In 2017, Den of Geek included "Unification" as one of their 25 recommended episodes to watch of Star Trek: The Next Generation. In 2017, Den of Geek also ranked Mark Lenard as Sarek in Star Trek: The Next Generation as one of the top ten guest star roles on Star Trek: The Next Generation, noting his performances in "Sarek" and "Unification" (Part I).

In 2016, Empire ranked this the 29th best out of the top fifty episodes of all the 700-plus Star Trek television episodes, praising actor-director Leonard Nimoy reprising the character Spock, and his scenes with Jean-Luc Picard.

In 2018, CBR rated the "Unification" as the ninth best multi-episode story arc of Star Trek.

In 2019, the Edmonton Journal ranked this as having one of the top ten Spock character moments, pointing out the presentation of Spock with Spock's line "Indeed you have found him", references to Star Trek VI: The Undiscovered Country, and advancing the narrative between Spock and Sarek that began with the original series episode "Journey to Babel".

In 2019, Nerdist included this episode on their "Best of Spock" binge-watching guide.

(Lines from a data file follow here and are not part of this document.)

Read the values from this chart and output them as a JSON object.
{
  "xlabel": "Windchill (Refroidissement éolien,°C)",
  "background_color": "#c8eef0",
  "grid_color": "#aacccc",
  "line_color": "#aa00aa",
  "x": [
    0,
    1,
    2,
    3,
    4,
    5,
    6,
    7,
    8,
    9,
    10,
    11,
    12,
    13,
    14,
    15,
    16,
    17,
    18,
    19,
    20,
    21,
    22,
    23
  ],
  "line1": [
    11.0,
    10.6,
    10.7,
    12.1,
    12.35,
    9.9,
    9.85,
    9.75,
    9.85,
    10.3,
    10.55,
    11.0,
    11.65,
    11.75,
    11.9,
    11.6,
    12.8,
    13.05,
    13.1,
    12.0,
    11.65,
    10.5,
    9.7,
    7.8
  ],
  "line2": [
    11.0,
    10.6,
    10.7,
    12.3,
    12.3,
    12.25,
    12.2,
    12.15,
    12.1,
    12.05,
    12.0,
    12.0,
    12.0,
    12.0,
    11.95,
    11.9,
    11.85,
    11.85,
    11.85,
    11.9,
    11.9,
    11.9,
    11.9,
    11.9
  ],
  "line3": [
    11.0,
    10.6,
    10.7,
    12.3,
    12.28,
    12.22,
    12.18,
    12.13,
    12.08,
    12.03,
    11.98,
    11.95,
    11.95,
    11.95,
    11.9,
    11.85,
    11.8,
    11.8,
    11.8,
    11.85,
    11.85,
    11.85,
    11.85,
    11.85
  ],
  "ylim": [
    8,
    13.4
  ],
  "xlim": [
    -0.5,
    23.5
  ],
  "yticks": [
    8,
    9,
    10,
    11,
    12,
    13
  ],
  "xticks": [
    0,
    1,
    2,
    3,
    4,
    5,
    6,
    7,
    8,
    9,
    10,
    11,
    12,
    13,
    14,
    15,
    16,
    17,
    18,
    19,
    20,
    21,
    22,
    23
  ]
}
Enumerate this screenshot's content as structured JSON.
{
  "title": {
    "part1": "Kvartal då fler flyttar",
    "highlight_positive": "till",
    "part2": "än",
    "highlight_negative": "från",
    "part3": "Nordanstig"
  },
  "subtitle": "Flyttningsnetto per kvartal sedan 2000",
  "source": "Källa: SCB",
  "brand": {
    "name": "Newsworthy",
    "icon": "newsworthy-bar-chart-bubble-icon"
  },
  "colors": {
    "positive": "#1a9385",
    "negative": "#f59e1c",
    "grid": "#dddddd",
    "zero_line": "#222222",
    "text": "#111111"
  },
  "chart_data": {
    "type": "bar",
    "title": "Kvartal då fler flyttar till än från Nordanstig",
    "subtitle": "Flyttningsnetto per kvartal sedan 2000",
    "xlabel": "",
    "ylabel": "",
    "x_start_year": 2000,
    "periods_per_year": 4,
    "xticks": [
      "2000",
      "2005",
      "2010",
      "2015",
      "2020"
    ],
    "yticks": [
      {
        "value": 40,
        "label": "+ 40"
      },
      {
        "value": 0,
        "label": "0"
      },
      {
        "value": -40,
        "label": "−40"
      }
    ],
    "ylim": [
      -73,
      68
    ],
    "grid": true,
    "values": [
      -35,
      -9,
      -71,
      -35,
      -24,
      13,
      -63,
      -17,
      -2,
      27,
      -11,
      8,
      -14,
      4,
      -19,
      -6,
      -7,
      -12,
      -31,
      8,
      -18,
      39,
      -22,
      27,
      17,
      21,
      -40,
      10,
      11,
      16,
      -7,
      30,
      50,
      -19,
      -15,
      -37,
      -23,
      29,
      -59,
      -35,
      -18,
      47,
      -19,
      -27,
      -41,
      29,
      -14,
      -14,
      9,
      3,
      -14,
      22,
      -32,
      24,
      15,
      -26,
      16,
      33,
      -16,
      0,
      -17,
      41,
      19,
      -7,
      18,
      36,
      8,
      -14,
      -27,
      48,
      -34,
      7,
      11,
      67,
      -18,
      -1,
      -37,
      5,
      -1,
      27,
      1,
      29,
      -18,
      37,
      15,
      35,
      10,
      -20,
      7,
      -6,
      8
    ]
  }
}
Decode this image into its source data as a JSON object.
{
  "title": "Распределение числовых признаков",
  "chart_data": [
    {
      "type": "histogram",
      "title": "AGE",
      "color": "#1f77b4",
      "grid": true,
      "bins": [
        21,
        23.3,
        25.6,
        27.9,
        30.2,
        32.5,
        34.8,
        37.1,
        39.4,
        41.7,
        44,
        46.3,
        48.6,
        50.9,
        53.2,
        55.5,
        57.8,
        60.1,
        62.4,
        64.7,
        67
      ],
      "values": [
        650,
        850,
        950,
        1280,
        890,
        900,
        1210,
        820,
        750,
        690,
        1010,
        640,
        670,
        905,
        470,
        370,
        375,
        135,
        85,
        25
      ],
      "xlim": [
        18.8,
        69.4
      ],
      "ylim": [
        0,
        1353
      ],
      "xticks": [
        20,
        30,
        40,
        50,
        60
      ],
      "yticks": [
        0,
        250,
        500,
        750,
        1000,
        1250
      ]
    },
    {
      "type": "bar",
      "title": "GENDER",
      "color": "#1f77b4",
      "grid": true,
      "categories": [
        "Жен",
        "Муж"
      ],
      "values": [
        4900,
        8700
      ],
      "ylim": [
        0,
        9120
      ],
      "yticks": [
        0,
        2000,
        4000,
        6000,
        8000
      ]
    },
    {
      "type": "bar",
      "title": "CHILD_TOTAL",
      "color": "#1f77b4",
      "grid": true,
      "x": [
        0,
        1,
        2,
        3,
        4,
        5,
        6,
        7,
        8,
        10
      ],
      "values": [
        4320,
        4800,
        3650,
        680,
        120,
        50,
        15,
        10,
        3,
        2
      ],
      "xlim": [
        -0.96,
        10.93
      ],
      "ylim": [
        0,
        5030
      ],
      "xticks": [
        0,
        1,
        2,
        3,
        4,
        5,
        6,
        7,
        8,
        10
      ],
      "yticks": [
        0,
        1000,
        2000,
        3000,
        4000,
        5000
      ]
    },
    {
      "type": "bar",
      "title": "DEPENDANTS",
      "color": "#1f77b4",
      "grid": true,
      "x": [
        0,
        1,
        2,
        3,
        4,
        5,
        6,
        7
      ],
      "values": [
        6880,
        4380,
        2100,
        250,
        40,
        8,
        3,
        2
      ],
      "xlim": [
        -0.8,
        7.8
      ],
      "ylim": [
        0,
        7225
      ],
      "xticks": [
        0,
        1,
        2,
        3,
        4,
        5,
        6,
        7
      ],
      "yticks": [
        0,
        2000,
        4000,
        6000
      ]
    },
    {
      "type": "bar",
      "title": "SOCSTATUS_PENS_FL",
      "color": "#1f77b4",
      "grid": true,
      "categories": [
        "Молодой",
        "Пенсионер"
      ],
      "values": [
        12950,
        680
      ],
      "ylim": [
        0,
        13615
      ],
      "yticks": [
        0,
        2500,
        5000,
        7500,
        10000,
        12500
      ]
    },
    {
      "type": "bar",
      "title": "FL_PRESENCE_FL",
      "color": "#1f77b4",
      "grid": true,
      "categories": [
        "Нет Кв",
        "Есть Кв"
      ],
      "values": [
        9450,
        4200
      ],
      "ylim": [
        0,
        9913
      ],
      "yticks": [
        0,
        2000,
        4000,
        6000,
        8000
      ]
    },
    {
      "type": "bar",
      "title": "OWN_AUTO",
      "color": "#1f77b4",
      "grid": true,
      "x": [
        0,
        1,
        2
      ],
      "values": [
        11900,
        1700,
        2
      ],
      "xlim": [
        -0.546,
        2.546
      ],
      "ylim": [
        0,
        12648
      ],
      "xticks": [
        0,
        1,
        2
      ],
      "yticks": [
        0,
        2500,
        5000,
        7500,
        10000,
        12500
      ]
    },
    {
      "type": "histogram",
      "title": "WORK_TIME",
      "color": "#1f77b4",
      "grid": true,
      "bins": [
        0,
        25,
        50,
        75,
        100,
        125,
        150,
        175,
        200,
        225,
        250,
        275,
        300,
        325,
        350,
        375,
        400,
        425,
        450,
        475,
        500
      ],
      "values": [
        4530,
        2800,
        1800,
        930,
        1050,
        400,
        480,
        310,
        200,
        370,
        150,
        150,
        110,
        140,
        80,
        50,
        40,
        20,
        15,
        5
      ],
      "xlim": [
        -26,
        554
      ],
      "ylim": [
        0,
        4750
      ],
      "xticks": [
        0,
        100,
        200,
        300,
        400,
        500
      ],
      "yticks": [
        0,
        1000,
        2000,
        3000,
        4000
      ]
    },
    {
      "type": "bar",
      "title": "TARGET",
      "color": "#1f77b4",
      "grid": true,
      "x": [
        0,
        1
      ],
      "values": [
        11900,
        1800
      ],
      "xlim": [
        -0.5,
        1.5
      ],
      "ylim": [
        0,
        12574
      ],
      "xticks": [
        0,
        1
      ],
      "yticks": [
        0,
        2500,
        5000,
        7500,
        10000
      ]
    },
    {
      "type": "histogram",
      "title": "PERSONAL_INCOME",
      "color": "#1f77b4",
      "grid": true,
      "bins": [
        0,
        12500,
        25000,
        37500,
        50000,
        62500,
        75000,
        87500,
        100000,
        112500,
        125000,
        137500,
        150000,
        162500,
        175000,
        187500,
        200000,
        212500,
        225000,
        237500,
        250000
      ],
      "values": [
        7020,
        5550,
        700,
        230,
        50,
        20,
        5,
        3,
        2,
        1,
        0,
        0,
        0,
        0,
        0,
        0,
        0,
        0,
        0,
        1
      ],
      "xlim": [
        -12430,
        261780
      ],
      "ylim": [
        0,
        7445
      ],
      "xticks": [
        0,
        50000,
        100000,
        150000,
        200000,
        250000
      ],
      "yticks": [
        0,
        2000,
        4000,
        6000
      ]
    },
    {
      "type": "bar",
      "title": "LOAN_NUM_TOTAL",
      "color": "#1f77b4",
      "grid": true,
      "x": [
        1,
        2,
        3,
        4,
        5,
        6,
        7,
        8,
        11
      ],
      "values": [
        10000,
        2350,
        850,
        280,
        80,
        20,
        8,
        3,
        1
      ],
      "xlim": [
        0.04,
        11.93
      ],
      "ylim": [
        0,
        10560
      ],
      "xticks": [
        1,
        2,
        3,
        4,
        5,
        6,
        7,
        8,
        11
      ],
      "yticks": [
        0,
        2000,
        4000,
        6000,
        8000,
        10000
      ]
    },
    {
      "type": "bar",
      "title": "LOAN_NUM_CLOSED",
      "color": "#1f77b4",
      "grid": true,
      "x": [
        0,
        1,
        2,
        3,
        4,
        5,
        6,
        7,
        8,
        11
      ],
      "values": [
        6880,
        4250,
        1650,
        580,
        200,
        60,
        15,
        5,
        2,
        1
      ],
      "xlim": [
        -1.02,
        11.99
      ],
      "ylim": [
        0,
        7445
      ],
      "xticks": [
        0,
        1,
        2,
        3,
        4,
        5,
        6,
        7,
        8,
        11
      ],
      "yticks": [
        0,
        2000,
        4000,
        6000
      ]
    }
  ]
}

They suggested that Spock's devotion to uniting the Romulan and Vulcan people as depicted in this episode was a "metaphor for his own personal struggle".

In 2020, SyFy also recommended watching "Unification, Part I" and "Unification, Part II" as background on the Romulans for Star Trek: Picard.

In 2020, Space.com recommended watching this episode as background for Star Trek: Picard.

== Home video ==
Parts I and II of "Unification" were released on LaserDisc on February 18, 1997, in the United States.

Both parts of "Unification" were released in the United Kingdom on one VHS cassette (catalog number VH4104).

The episode was released in the United States on November 5, 2002, as part of the Season 5 DVD box set.

On November 19, 2013, "Unification" was released in high-definition video on Blu-Ray disc, as a standalone product. (It was also released in the season box set)

The first Blu-ray release was in the United States on November 18, 2013, followed by the United Kingdom the next day, November 19, 2013.

==Novel==
A novelization of this episode was published by Pocket Books, and was written by TNG producer (and screenwriter of "Unification I") Jeri Taylor. It was one of five novelizations to be made of The Next Generation episodes, alongside "Encounter at Farpoint," "Descent," "Relics," and "All Good Things...."

The 1995 Star Trek novel Crossover by Michael Jan Friedman is a story that follows up on the events in "Unification"; Spock continues to work on Vulcan, and once again Picard is involved, but also Ambassador McCoy and Scotty. The events of the novel are set after "All Good Things...," but before the movie Star Trek: Generations.